For model teams, this is financial discipline

Scaling laws are not academic decoration. In practice, they shape whether a team spends compute on a bigger model, longer training, more data or a different experiment. At frontier prices, a bad estimate is the difference between a plan and a burned budget.

The useful shift is from intuition to an experiment portfolio. A team does not have to believe that bigger is automatically better. It can let small runs show where another token or parameter stops buying enough improvement.

For product teams, the practical question is what is being optimized. Lower pretraining loss does not automatically mean better tool use, more reliable reasoning or cheaper inference. A scaling law is a training ledger, not a full product benchmark.
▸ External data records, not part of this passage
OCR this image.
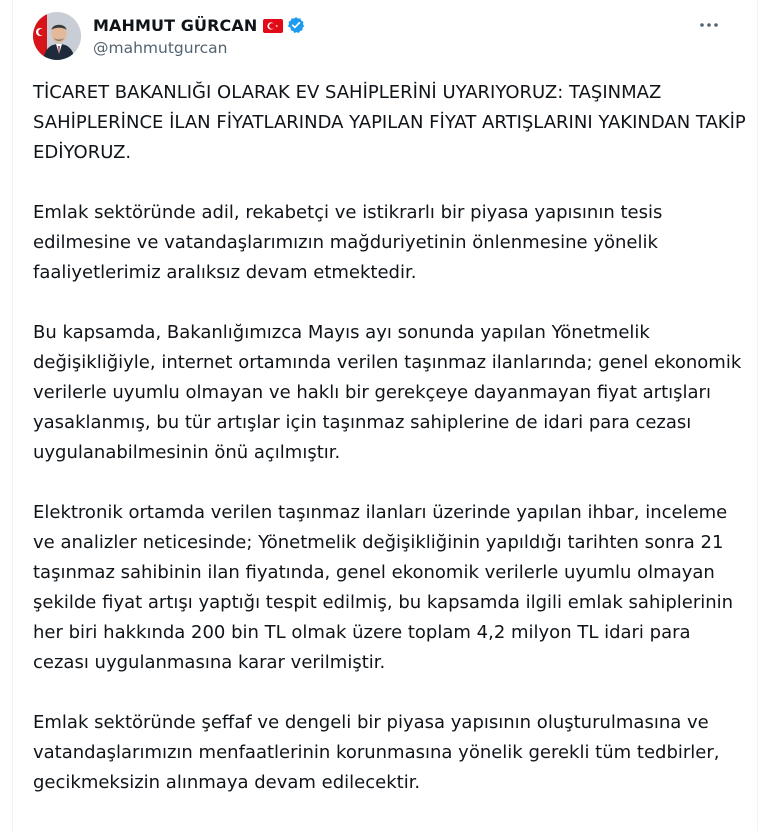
MAHMUT GÜRCAN
@mahmutgurcan

TİCARET BAKANLIĞI OLARAK EV SAHİPLERİNİ UYARIYORUZ: TAŞINMAZ SAHİPLERİNCE İLAN FİYATLARINDA YAPILAN FİYAT ARTIŞLARINI YAKINDAN TAKİP EDİYORUZ.

Emlak sektöründe adil, rekabetçi ve istikrarlı bir piyasa yapısının tesis edilmesine ve vatandaşlarımızın mağduriyetinin önlenmesine yönelik faaliyetlerimiz aralıksız devam etmektedir.

Bu kapsamda, Bakanlığımızca Mayıs ayı sonunda yapılan Yönetmelik değişikliğiyle, internet ortamında verilen taşınmaz ilanlarında; genel ekonomik verilerle uyumlu olmayan ve haklı bir gerekçeye dayanmayan fiyat artışları yasaklanmış, bu tür artışlar için taşınmaz sahiplerine de idari para cezası uygulanabilmesinin önü açılmıştır.

Elektronik ortamda verilen taşınmaz ilanları üzerinde yapılan ihbar, inceleme ve analizler neticesinde; Yönetmelik değişikliğinin yapıldığı tarihten sonra 21 taşınmaz sahibinin ilan fiyatında, genel ekonomik verilerle uyumlu olmayan şekilde fiyat artışı yaptığı tespit edilmiş, bu kapsamda ilgili emlak sahiplerinin her biri hakkında 200 bin TL olmak üzere toplam 4,2 milyon TL idari para cezası uygulanmasına karar verilmiştir.

Emlak sektöründe şeffaf ve dengeli bir piyasa yapısının oluşturulmasına ve vatandaşlarımızın menfaatlerinin korunmasına yönelik gerekli tüm tedbirler, gecikmeksizin alınmaya devam edilecektir.
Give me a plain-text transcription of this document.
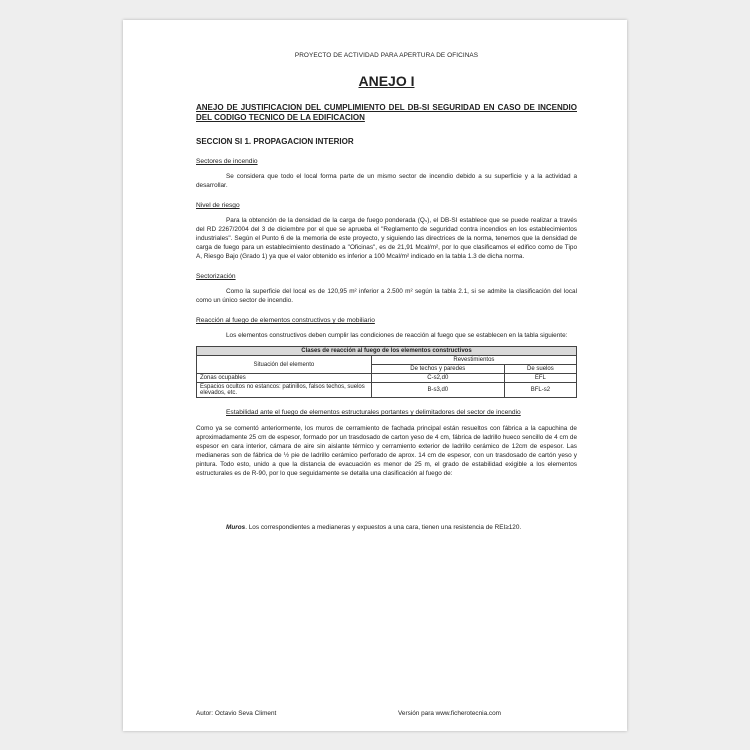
PROYECTO DE ACTIVIDAD PARA APERTURA DE OFICINAS
ANEJO I
ANEJO DE JUSTIFICACION DEL CUMPLIMIENTO DEL DB-SI SEGURIDAD EN CASO DE INCENDIO DEL CODIGO TECNICO DE LA EDIFICACION
SECCION SI 1. PROPAGACION INTERIOR
Sectores de incendio

Se considera que todo el local forma parte de un mismo sector de incendio debido a su superficie y a la actividad a desarrollar.

Nivel de riesgo

Para la obtención de la densidad de la carga de fuego ponderada (Qₛ), el DB-SI establece que se puede realizar a través del RD 2267/2004 del 3 de diciembre por el que se aprueba el "Reglamento de seguridad contra incendios en los establecimientos industriales". Según el Punto 6 de la memoria de este proyecto, y siguiendo las directrices de la norma, tenemos que la densidad de carga de fuego para un establecimiento destinado a "Oficinas", es de 21,91 Mcal/m², por lo que clasificamos el edifico como de Tipo A, Riesgo Bajo (Grado 1) ya que el valor obtenido es inferior a 100 Mcal/m² indicado en la tabla 1.3 de dicha norma.

Sectorización

Como la superficie del local es de 120,95 m² inferior a 2.500 m² según la tabla 2.1, si se admite la clasificación del local como un único sector de incendio.

Reacción al fuego de elementos constructivos y de mobiliario

Los elementos constructivos deben cumplir las condiciones de reacción al fuego que se establecen en la tabla siguiente:

Clases de reacción al fuego de los elementos constructivos		
Situación del elemento	Revestimientos	
	De techos y paredes	De suelos
Zonas ocupables	C-s2,d0	EFL
Espacios ocultos no estancos: patinillos, falsos techos, suelos elevados, etc.	B-s3,d0	BFL-s2
Estabilidad ante el fuego de elementos estructurales portantes y delimitadores del sector de incendio

Como ya se comentó anteriormente, los muros de cerramiento de fachada principal están resueltos con fábrica a la capuchina de aproximadamente 25 cm de espesor, formado por un trasdosado de carton yeso de 4 cm, fábrica de ladrillo hueco sencillo de 4 cm de espesor en cara interior, cámara de aire sin aislante térmico y cerramiento exterior de ladrillo cerámico de 12cm de espesor. Las medianeras son de fábrica de ½ pie de ladrillo cerámico perforado de aprox. 14 cm de espesor, con un trasdosado de cartón yeso y pintura. Todo esto, unido a que la distancia de evacuación es menor de 25 m, el grado de estabilidad exigible a los elementos estructurales es de R-90, por lo que seguidamente se detalla una clasificación al fuego de:

Muros. Los correspondientes a medianeras y expuestos a una cara, tienen una resistencia de REI≥120.
Autor: Octavio Seva Climent	Versión para www.ficherotecnia.com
Extrapolation invites more precision than it owns

The main risk is false certainty. A curve can look clean while depending on a specific experimental range, metric and data mixture. Change architecture, data quality, multi-epoch training or inference constraints, and the old fit may lose force.

That is why Weng's emphasis on carefully is right. Scaling laws help teams reason with discipline, but they should not replace evals on target tasks. A model can sit nicely on a loss curve and still fail in a product where latency, cost and behavior under tool use decide adoption.

The winners will measure beyond the loss chart

The next proof will not be a prettier equation. It will be how labs connect scaling predictions with post-training, inference economics and application evals. That is where compute-optimal training either becomes product-optimal or does not.

For smaller teams, the useful signal is the reverse: whether public scaling work helps them decide when training a foundation model makes no sense. Sometimes the best scaling law is the one that stops you from buying another GPU.

Lilith's verdict

Scaling laws are a ruler placed on a map, not a navigator that drives to the destination. Spend millions by the ruler without checking the terrain, and you can draw a beautiful straight line into a swamp.